The Defense Intelligence Agency (DIA) has concluded since the invasion that defectors turned over by the INC provided little worthwhile information, and that at least one of them, the source of an allegation that Saddam had mobile biological warfare laboratories, was a fabricator. A defense official said the INC did provide some valuable material on Saddam's military and security apparatus.
Even so, dubious INC-supplied information found its way into the Bush administration's arguments for war, which included charges that Saddam was concealing illicit arms stockpiles and was supporting al-Qaida.
No illicit weapons have yet been found, and senior U.S. officials say there is no compelling evidence that Saddam cooperated with al-Qaida to attack Americans.
The Information Collection Program is now overseen by the DIA, the Pentagon's main intelligence arm, which took over when the State Department decided to give it up in late 2002.
The defense official defended the current support of the INC effort, saying that it has been of some help to the CIA-led Iraq Survey Group, a team that is trying to determine what happened to Iraq's chemical, biological and nuclear weapons programs.
INC-supplied informants also have identified insurgents who have been waging a guerrilla war that has claimed the lives of more than 500 U.S. troops and hundreds of Iraqis, he said.
"To call all of it (INC intelligence) useless is too negative," said the defense official, who described the Information Collection Program as a "massive" undertaking.
"You never take anything at face value," he continued. "When the INC gives information, we absolutely pursue it. You never know what that golden nugget is going to be."
But a senior administration official questioned whether the United States should still be funding the program.
"A huge amount of what was collected hasn't panned out," he said. "Some of it has turned out to have been either wrong or fabricated."
The senior administration official also sought to justify the initial decision to support the program.
Prior to the invasion, U.S. intelligence agencies had no better human sources in Iraq, and had no choice but to rely on the INC, minority Kurdish guerrilla groups and other sources who claimed to have knowledge of Saddam's illegal arms programs, ties to terrorist groups and his military forces, he said.
"The evidence now suggests that at some points along the way, we may have been duped by people who wanted to encourage military action for their own reasons," he conceded.
Chalabi apparently is less concerned about the past
"We are heroes in error," Chalabi was quoted as saying recently in Baghdad by The Daily Telegraph of London. "As far as we're concerned we've been entirely successful.

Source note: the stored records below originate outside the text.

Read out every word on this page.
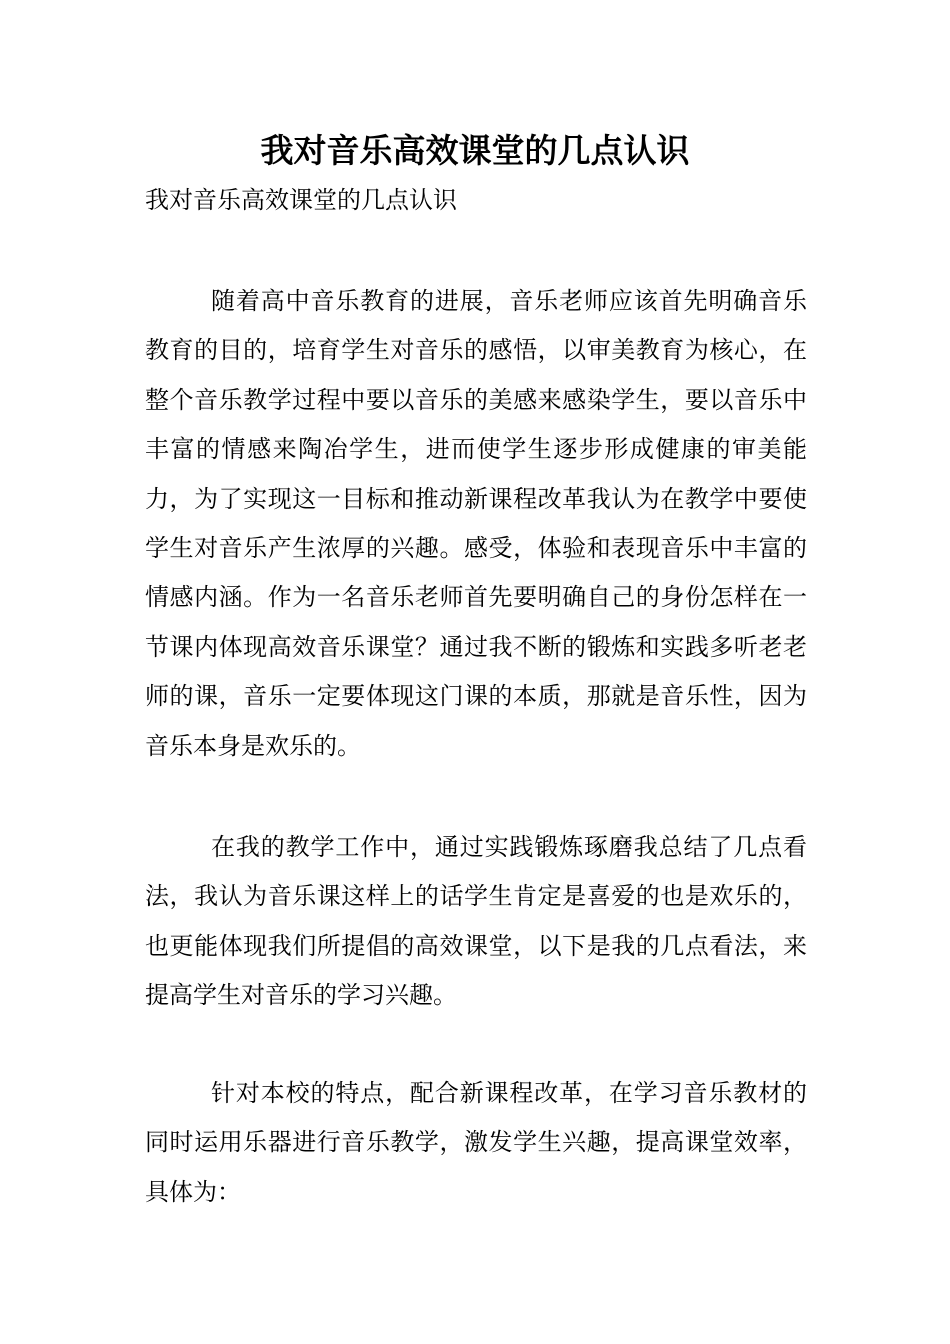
我对音乐高效课堂的几点认识

我对音乐高效课堂的几点认识

随着高中音乐教育的进展，音乐老师应该首先明确音乐教育的目的，培育学生对音乐的感悟，以审美教育为核心，在整个音乐教学过程中要以音乐的美感来感染学生，要以音乐中丰富的情感来陶冶学生，进而使学生逐步形成健康的审美能力，为了实现这一目标和推动新课程改革我认为在教学中要使学生对音乐产生浓厚的兴趣。感受，体验和表现音乐中丰富的情感内涵。作为一名音乐老师首先要明确自己的身份怎样在一节课内体现高效音乐课堂？通过我不断的锻炼和实践多听老老师的课，音乐一定要体现这门课的本质，那就是音乐性，因为音乐本身是欢乐的。

在我的教学工作中，通过实践锻炼琢磨我总结了几点看法，我认为音乐课这样上的话学生肯定是喜爱的也是欢乐的，也更能体现我们所提倡的高效课堂，以下是我的几点看法，来提高学生对音乐的学习兴趣。

针对本校的特点，配合新课程改革，在学习音乐教材的同时运用乐器进行音乐教学，激发学生兴趣，提高课堂效率，具体为：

That tyrant Saddam is gone and the Americans are in Baghdad. What was said before is not important. The Bush administration is looking for a scapegoat. We're ready to fall on our swords if he wants."

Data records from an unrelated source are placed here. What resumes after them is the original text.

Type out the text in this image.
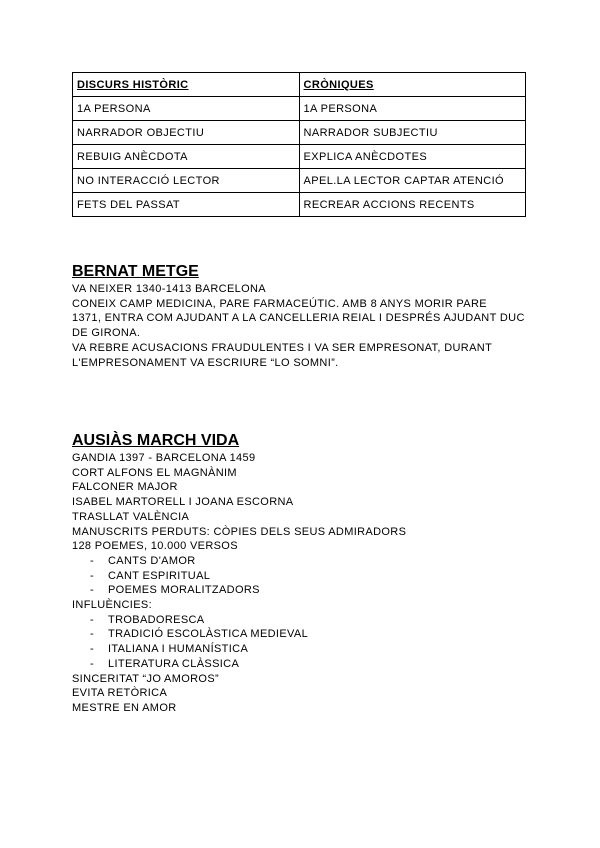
DISCURS HISTÒRIC	CRÒNIQUES
1A PERSONA	1A PERSONA
NARRADOR OBJECTIU	NARRADOR SUBJECTIU
REBUIG ANÈCDOTA	EXPLICA ANÈCDOTES
NO INTERACCIÓ LECTOR	APEL.LA LECTOR CAPTAR ATENCIÓ
FETS DEL PASSAT	RECREAR ACCIONS RECENTS
BERNAT METGE

VA NEIXER 1340-1413 BARCELONA

CONEIX CAMP MEDICINA, PARE FARMACEÚTIC. AMB 8 ANYS MORIR PARE

1371, ENTRA COM AJUDANT A LA CANCELLERIA REIAL I DESPRÉS AJUDANT DUC

DE GIRONA.

VA REBRE ACUSACIONS FRAUDULENTES I VA SER EMPRESONAT, DURANT

L'EMPRESONAMENT VA ESCRIURE “LO SOMNI”.

AUSIÀS MARCH VIDA

GANDIA 1397 - BARCELONA 1459

CORT ALFONS EL MAGNÀNIM

FALCONER MAJOR

ISABEL MARTORELL I JOANA ESCORNA

TRASLLAT VALÈNCIA

MANUSCRITS PERDUTS: CÒPIES DELS SEUS ADMIRADORS

128 POEMES, 10.000 VERSOS

- CANTS D'AMOR

- CANT ESPIRITUAL

- POEMES MORALITZADORS

INFLUÈNCIES:

- TROBADORESCA

- TRADICIÓ ESCOLÀSTICA MEDIEVAL

- ITALIANA I HUMANÍSTICA

- LITERATURA CLÀSSICA

SINCERITAT “JO AMOROS”

EVITA RETÒRICA

MESTRE EN AMOR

In a related development, U.S. officials said that on top of the Pentagon funds, Chalabi's organization asked the State Department in August for $5 million in unspent financing that was approved by Congress before the war.

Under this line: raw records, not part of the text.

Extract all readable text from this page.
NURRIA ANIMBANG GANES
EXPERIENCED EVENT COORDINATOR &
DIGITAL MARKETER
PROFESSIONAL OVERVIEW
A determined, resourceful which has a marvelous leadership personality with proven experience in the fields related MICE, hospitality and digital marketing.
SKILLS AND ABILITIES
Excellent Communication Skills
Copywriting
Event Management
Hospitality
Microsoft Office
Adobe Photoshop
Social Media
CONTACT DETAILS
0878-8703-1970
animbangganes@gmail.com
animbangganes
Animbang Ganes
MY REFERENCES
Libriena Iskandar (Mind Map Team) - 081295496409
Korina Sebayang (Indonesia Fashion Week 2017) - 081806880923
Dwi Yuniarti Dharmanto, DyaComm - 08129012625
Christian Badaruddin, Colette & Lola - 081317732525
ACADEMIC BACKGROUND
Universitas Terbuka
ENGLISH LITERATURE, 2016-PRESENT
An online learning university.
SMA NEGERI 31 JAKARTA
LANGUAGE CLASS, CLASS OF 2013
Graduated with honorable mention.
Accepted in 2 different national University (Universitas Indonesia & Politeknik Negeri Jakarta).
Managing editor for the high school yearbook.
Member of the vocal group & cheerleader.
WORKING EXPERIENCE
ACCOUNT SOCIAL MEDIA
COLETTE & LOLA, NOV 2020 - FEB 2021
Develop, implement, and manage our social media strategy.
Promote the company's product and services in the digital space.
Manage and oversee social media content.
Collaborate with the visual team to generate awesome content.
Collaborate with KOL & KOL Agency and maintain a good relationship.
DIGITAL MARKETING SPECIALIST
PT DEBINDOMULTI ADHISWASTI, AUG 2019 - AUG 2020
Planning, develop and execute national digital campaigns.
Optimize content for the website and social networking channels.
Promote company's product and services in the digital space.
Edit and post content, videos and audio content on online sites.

There is much more at link. The fix is still in regarding Chalabi's role in a purportedly 'independent' IGC. As noted when I dissected the election time-table, certain Council members are more concerned with keeping their positions within the IGC, than doing what is in Iraq's best interests.
Of course, Chalabi remains 'our guy' in the IGC. Chalabi was convicted in Jordan -- in absentia -- on 31 charges of embezzlement, theft, misuse of depositor funds etc. etc.
It has been widely reported that Chalabi is hated by common Iraqis.
So where does that put the U.S.? We got rid of a tyrant in Iraq, and generally made a huge mess while doing so, and now we are going to do our damnedest to install a convicted felon that has lied to us repeatedly to get what he wanted. Will we ever learn? My head hurts.